We have a need to spin up virtual machines in the ...
# ask-the-community
g
We have a need to spin up virtual machines in the cloud that run a simulation. One option to support this use is to write a Flyte agent that spins up the job. Another option is to write a Flyte task that spins up the job, polls for completion, and then downloads the outputs. What do we get from using a flyte agent (option 1) that we couldn't get from a long-running task (option 2)?
s
cc @Kevin Su
y
a long running task will take up space/resources. an agent runs as part of pod that can run multiple agents, like a service. it’ll be up all the time (so if you have no other agents, technically it may take up more resources). the one agent will also always be up and and can run multiple task instances, whereas in the long poll case, it sounds like you’d be running one polling task for every real task.
k
yes, if your task is not running in the k8s, it’s better to create an agent to submit your job to external system.
that we couldn’t get from a long-running task (option 2)?
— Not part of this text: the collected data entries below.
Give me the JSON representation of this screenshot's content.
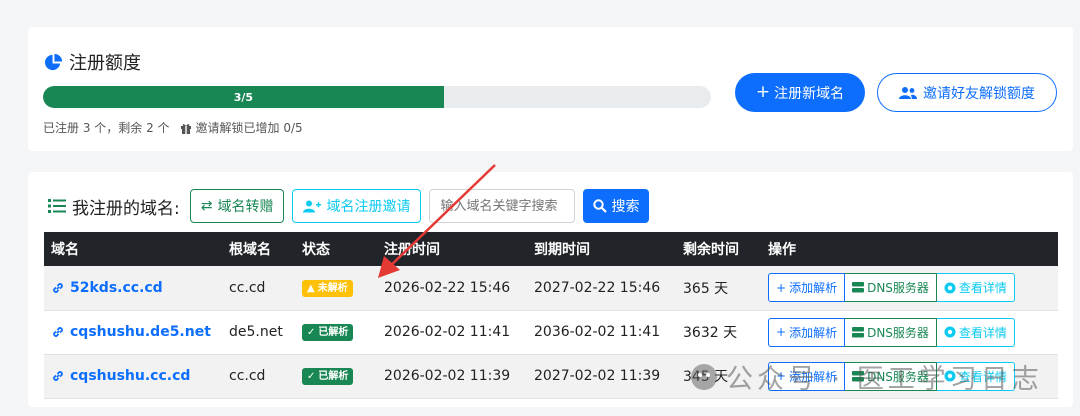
{
  "quota": {
    "title": "注册额度",
    "progress_label": "3/5",
    "progress_fraction": 0.6,
    "summary": "已注册 3 个，剩余 2 个",
    "invite_summary": "邀请解锁已增加 0/5",
    "register_button": "注册新域名",
    "invite_button": "邀请好友解锁额度"
  },
  "domains": {
    "title": "我注册的域名:",
    "transfer_button": "域名转赠",
    "invite_register_button": "域名注册邀请",
    "search_placeholder": "输入域名关键字搜索",
    "search_button": "搜索",
    "columns": [
      "域名",
      "根域名",
      "状态",
      "注册时间",
      "到期时间",
      "剩余时间",
      "操作"
    ],
    "rows": [
      {
        "domain": "52kds.cc.cd",
        "root": "cc.cd",
        "status": "未解析",
        "status_type": "warning",
        "registered": "2026-02-22 15:46",
        "expires": "2027-02-22 15:46",
        "remaining": "365 天"
      },
      {
        "domain": "cqshushu.de5.net",
        "root": "de5.net",
        "status": "已解析",
        "status_type": "success",
        "registered": "2026-02-02 11:41",
        "expires": "2036-02-02 11:41",
        "remaining": "3632 天"
      },
      {
        "domain": "cqshushu.cc.cd",
        "root": "cc.cd",
        "status": "已解析",
        "status_type": "success",
        "registered": "2026-02-02 11:39",
        "expires": "2027-02-02 11:39",
        "remaining": "345 天"
      }
    ],
    "actions": {
      "add": "添加解析",
      "dns": "DNS服务器",
      "detail": "查看详情"
    }
  },
  "watermark": "公众号 · 医工学习日志",
  "colors": {
    "primary": "#0d6efd",
    "success": "#198754",
    "info": "#0dcaf0",
    "warning": "#ffc107",
    "dark": "#212529"
  }
}
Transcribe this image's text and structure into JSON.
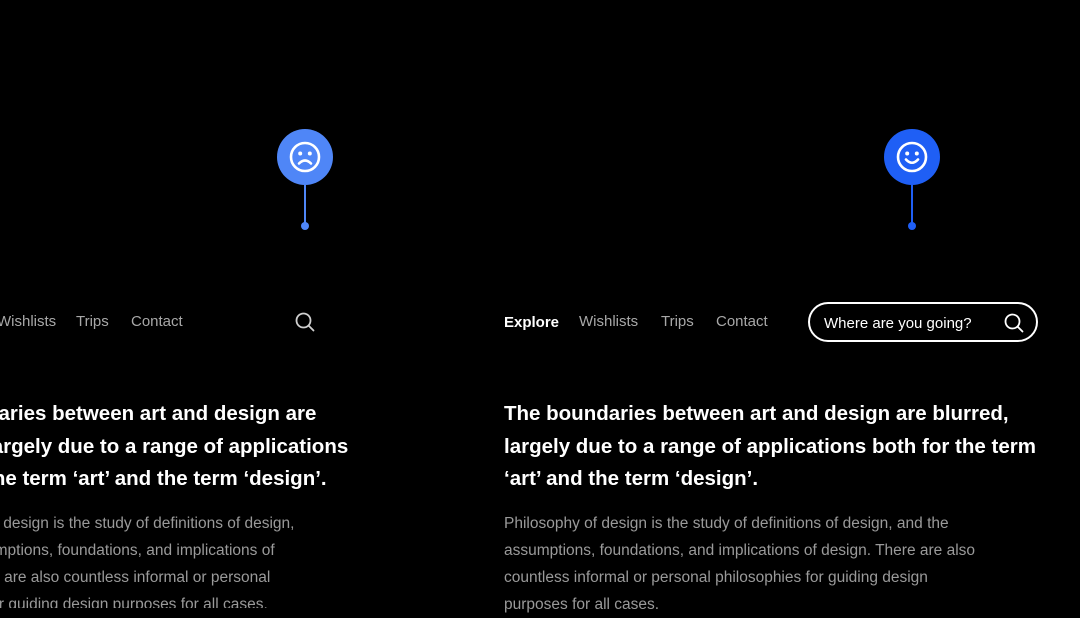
{
  "colors": {
    "background": "#000000",
    "sad_marker": "#4f86f7",
    "happy_marker": "#1f5ff5",
    "nav_text": "#a8a8a8",
    "body_text": "#9a9a9a"
  },
  "left_panel": {
    "marker_icon": "sad-face-icon",
    "nav": {
      "items": [
        {
          "label": "Wishlists"
        },
        {
          "label": "Trips"
        },
        {
          "label": "Contact"
        }
      ],
      "search_icon": "search-icon"
    },
    "headline_lines": [
      "daries between art and design are",
      "largely due to a range of applications",
      "the term ‘art’ and the term ‘design’."
    ],
    "body_lines": [
      "of design is the study of definitions of design,",
      "umptions, foundations, and implications of",
      "re are also countless informal or personal",
      "for guiding design purposes for all cases."
    ]
  },
  "right_panel": {
    "marker_icon": "happy-face-icon",
    "nav": {
      "items": [
        {
          "label": "Explore",
          "active": true
        },
        {
          "label": "Wishlists"
        },
        {
          "label": "Trips"
        },
        {
          "label": "Contact"
        }
      ],
      "search_placeholder": "Where are you going?",
      "search_icon": "search-icon"
    },
    "headline_lines": [
      "The boundaries between art and design are blurred,",
      "largely due to a range of applications both for the term",
      "‘art’ and the term ‘design’."
    ],
    "body_lines": [
      "Philosophy of design is the study of definitions of design, and the",
      "assumptions, foundations, and implications of design. There are also",
      "countless informal or personal philosophies for guiding design",
      "purposes for all cases."
    ]
  }
}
what does this long-running task do? if it just send a http request to the cloud, it will waste many resources because propeller launch a pod for each task.
g
How does flyte decide when it needs another replica of the pod hosting an agent? Is there some kind of pod autoscaler deployed by default? Otherwise I worry the agent will run out of resources under heavy loud (thousands of concurrent tasks)
y
not that I know of. but thousands of concurrent tasks is still pretty light I feel. I know kevin did some load testing a while back.
g
Will try and report back!
e
The agents pods are running behind a k8s
Deployment
and even though we don't ship a pod autoscaler in our helm charts, it'd be pretty simple to add one.